创建新的 IO 线程之前,为每个线程创建一个存储代表客户端的 client 对象链表 io_threads_list[i],它们在存储在全局数组对象 io_threads_list 中,与线程序号一一对应;同时创建相应数量的整型变量(unsigned long)存储于另外一个全局数组 io_threads_pending 中,同样与线程序号一一对应,这些整型变量和 另外一组 Linux 互斥体对象(存储在 io_threads_mutex 数组中)一起让主线程可以控制工作线程的启动与停止,控制逻辑如下:
- 将 io_threads_pending[i] 设置为 0;
- 在上述循环中,初始化 io_threads_mutex[i] 对象后,立刻调用 pthread_mutex_lock(&io_threads_mutex[i]) 将这些互斥体锁定;
- 接着开始创建对应的 IO 工作线程,在 IO 工作线程函数 IOThreadMain 中有如下代码:
//networking.c 2903行
void *IOThreadMain(void *myid) {
//...省略部分代码...
while(1) {
/* Wait for start */
for (int j = 0; j < 1000000; j++) {
if (io_threads_pending[id] != 0) break;
}
/* Give the main thread a chance to stop this thread. */
if (io_threads_pending[id] == 0) {
pthread_mutex_lock(&io_threads_mutex[id]);
pthread_mutex_unlock(&io_threads_mutex[id]);
continue;
}
//...省略部分代码...
/* Process: note that the main thread will never touch our list
* before we drop the pending count to 0. */
listIter li;
listNode *ln;
listRewind(io_threads_list[id],&li);
while((ln = listNext(&li))) {
client *c = listNodeValue(ln);
if (io_threads_op == IO_THREADS_OP_WRITE) {
writeToClient(c,0);
} else if (io_threads_op == IO_THREADS_OP_READ) {
readQueryFromClient(c->conn);
} else {
serverPanic("io_threads_op value is unknown");
}
}
listEmpty(io_threads_list[id]);
io_threads_pending[id] = 0;
}
}
工作线程执行上述代码 pthread_mutex_lock(&io_threads_mutex[id])
行时,由于 io_threads_mutex[id] 这个互斥体已经被主线程加锁了,因此工作线程阻塞在这里。如果想启用这些 IO 工作线程,可以调用 startThreadedIO 函数,startThreadedIO 函数实现如下:
//networking.c 2985行
void startThreadedIO(void) {
//...省略部分代码...
for (int j = 1; j < server.io_threads_num; j++)

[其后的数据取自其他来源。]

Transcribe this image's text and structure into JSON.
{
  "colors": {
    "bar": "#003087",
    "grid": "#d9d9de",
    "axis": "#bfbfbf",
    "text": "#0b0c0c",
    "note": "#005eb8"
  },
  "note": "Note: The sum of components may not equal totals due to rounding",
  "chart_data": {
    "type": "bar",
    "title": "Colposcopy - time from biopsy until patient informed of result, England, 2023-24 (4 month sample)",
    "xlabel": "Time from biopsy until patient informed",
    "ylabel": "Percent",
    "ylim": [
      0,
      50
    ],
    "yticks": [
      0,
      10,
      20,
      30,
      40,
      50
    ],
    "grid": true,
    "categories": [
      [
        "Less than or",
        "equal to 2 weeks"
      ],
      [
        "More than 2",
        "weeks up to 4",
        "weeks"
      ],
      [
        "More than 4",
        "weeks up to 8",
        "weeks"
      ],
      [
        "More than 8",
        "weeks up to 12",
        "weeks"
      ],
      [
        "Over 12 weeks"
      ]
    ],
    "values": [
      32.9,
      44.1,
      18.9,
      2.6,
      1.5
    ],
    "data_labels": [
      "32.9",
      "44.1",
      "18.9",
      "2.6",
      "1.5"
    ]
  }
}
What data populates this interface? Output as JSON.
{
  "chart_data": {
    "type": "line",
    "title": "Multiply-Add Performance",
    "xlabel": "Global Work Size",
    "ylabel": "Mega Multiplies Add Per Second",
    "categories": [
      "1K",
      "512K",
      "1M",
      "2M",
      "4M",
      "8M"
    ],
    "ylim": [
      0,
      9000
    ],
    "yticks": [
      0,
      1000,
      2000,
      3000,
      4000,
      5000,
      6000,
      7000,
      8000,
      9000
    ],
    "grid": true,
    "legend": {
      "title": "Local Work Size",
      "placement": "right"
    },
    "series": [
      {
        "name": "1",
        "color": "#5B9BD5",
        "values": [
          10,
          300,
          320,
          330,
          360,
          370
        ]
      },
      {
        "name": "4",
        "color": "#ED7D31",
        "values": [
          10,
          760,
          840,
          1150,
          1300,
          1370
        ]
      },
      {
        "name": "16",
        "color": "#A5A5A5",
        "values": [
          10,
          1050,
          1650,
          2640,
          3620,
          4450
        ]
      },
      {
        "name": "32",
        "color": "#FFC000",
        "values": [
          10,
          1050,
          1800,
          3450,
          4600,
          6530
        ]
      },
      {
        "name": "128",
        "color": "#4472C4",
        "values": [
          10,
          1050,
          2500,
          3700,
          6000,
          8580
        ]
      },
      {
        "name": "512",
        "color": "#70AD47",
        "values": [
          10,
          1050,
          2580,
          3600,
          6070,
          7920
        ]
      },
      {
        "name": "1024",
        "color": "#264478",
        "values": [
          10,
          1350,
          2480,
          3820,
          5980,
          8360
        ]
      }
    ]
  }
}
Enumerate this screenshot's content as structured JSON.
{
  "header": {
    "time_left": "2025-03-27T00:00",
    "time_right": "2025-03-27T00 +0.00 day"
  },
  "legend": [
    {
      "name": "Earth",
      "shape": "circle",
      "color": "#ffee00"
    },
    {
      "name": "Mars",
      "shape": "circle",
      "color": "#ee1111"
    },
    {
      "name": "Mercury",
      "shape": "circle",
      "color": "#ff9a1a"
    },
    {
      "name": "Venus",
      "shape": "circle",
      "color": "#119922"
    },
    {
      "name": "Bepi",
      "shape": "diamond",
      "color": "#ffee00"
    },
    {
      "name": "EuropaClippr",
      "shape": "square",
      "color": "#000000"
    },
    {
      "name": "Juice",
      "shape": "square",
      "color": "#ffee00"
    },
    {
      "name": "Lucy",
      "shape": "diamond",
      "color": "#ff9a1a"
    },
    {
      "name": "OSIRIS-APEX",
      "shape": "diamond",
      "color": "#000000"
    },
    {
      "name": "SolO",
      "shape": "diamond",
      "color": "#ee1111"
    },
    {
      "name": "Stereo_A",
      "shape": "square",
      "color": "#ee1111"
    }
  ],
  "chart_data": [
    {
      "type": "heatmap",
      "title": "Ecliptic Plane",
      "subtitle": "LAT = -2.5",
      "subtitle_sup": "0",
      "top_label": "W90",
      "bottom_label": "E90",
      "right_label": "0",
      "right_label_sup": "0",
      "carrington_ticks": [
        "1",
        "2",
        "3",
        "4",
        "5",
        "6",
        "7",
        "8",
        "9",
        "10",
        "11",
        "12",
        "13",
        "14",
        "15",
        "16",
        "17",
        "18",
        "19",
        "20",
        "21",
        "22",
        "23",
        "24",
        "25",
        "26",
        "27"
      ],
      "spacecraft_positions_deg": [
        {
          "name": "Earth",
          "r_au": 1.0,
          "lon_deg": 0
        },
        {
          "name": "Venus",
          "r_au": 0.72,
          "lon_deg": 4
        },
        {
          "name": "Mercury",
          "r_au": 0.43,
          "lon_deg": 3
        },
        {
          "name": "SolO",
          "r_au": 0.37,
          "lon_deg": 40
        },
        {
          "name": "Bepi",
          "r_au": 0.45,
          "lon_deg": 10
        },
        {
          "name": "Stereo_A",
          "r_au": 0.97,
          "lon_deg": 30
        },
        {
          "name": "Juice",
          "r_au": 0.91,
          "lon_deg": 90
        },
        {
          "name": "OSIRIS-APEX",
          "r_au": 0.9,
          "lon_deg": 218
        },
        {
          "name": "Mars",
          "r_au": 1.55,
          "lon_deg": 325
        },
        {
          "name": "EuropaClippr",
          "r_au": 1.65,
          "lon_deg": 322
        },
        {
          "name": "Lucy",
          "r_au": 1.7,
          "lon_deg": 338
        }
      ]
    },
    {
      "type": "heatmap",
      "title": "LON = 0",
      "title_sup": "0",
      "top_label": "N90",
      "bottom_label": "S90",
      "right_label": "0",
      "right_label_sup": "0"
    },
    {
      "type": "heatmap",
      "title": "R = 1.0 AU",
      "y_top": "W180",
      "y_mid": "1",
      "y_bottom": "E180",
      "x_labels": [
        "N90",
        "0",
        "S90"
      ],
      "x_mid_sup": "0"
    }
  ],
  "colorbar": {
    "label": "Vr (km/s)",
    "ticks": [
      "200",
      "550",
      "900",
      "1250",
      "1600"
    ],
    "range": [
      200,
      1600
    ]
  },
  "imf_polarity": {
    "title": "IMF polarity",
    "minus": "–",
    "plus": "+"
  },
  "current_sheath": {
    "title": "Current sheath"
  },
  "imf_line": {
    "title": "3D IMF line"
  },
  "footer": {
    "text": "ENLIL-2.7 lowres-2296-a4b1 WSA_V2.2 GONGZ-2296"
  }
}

pthread_mutex_unlock(&io_threads_mutex[j]);
io_threads_active = 1;
}
startThreadedIO 对相应的互斥体 io_threads_mutex[id] 进行解锁,同时设置启用 IO 线程的标志变量 io_threads_active,这个变量将在下文介绍。有读者可能会注意到:即使解锁 io_threads_mutex[id] 互斥体后,continue 之后,下一轮循环由于 io_threads_pending[id] 仍然为 0,循环会继续加锁解锁再 continue,仍然不能执行 IOThreadMain 处理由 client 对象组成的链表对象。确实如此,因此除了解锁 io_threads_mutex[id] 互斥体还必须将 io_threads_pending[id] 设置为非 0 值,才能执行 IO 工作线程的主要逻辑。那么 io_threads_pending[id] 在什么地方被设置成非 0 值呢?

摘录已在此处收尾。